Lagardère Live Entertainment
- Formerly: Lagardère Unlimited; Lagardère Sports and Entertainment;
- Company type: Subsidiary
- Industry: Entertainment
- Predecessor: Sportfive (2001–2015)
- Successor: Sportfive (replacing Lagardère Sports only, from 2020)
- Headquarters: Boulogne-Billancourt, France
- Key people: Ugo Valensi (CEO)
- Services: Live entertainment
- Owner: Lagardère Group (via Lagardère Media);
- Number of employees: 1,600 (2018)

= Lagardère Live Entertainment =

French entertainment agency

Lagardère Live Entertainment is an entertainment agency subsidiary of Lagardère Group. The subsidiary was formed as Lagardère Sports and Entertainment by the merger of several brands under the group, including Sportfive; World Sport Group; IEC in Sports; Sports Marketing and Management; and Lagardère Unlimited Inc.
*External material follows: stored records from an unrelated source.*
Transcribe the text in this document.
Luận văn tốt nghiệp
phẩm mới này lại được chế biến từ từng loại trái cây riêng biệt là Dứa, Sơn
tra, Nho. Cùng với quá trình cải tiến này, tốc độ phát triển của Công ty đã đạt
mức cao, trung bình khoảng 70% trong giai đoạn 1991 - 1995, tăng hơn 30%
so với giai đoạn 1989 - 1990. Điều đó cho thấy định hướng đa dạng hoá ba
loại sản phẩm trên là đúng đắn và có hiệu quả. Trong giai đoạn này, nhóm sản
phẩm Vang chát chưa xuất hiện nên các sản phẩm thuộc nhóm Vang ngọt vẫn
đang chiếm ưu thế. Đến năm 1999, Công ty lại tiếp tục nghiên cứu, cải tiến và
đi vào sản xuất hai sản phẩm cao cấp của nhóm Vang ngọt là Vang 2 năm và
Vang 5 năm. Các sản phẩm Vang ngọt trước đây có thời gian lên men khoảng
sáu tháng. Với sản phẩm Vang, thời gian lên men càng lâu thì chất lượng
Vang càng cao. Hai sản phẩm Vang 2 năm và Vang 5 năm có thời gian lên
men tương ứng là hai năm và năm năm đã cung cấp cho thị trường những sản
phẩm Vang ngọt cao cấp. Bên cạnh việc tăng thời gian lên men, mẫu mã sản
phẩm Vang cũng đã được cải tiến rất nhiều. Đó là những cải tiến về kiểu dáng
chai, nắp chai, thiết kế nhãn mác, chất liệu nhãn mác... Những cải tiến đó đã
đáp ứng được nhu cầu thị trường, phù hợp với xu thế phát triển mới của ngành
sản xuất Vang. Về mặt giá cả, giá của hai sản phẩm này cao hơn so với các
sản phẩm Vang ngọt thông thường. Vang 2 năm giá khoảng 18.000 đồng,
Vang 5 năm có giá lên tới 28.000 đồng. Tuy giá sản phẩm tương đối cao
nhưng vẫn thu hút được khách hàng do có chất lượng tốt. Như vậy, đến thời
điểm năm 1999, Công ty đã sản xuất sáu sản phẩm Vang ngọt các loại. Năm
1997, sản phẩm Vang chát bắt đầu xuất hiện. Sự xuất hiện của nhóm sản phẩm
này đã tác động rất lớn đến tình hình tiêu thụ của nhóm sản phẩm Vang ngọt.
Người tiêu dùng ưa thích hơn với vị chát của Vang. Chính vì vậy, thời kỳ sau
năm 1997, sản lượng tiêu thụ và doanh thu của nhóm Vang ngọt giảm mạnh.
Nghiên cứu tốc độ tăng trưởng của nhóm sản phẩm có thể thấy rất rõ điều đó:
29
After partial sale of Lagardère Sports in 2020 and subsequent full sale in 2021, the remaining division became Lagardère Live Entertainment.

==History==
In 2007, Lagardère Group, via an intermediate holding company Lagardère Sports, acquired the entire share capital of International Events and Communication in Sports (IEC in Sports) and in 2008 acquired about 70% of the stake of World Sport Group Holdings. Lagardère Group also owned Sportfive S.A. since 2006.
In 2010, Lagardère Sports became Lagardère Unlimited.

In 2015 Lagardère Unlimited was renamed Lagardère Sports and Entertainment, and the entertainment subdivision was renamed from "Lagardère Unlimited Live Entertainment" to "Lagardère Live Entertainment". All the sports agencies previously under Lagardère Unlimited were renamed to use the brand "Lagardère Sports".

In 2015 Lagardère Live Entertainment acquired société d'exploitation du Bataclan, the organization that operates the Bataclan Theater, one of the sites of the November 2015 Paris attacks.

On 19 January 2016 Lagardère Sports signed a partnership agreement with brand communications firm Sponsorship 360.

On 8 August 2016 Lagardère Sports acquired New York City-based brand communications firm Rooftop2 Productions.

On 1 June 2017, it was announced that Lagardère Sports had sold the naming rights of Juventus Stadium to Allianz for 2017–18 to 2022–23 seasons. Lagardère Sports' predecessor Sportfive purchased the naming rights (and other concession) in 2008 for €75 million and was due to start in 2011–12 season.

In 2021, Lagardère Sports was fully divested (as revived Sportfive) to H.I.G. Capital. H.I.G. Capital already owned 75% of Lagardère Sports since 2020.

===Lagardère Sports Asia===

Lagardère Sports Asia, formerly known as World Sport Group, was acquired by Lagardère in 2008 and renamed (and reorganized its subsidiary structure) in 2015. World Sport Group angered many Asian football fans by increasing the price of the broadcasting rights for the FIFA World Cup Qualifiers 2014 (Asia Region), meaning home fans in South Korea could not watch their international team. Also, expatriate Iranian fans could not watch the match in Europe or the Americas.

The company also formed a joint venture with the Asian Football Confederation (AFC) for the AFC Asian Cup in 2011. It also runs a media channel for the AFC.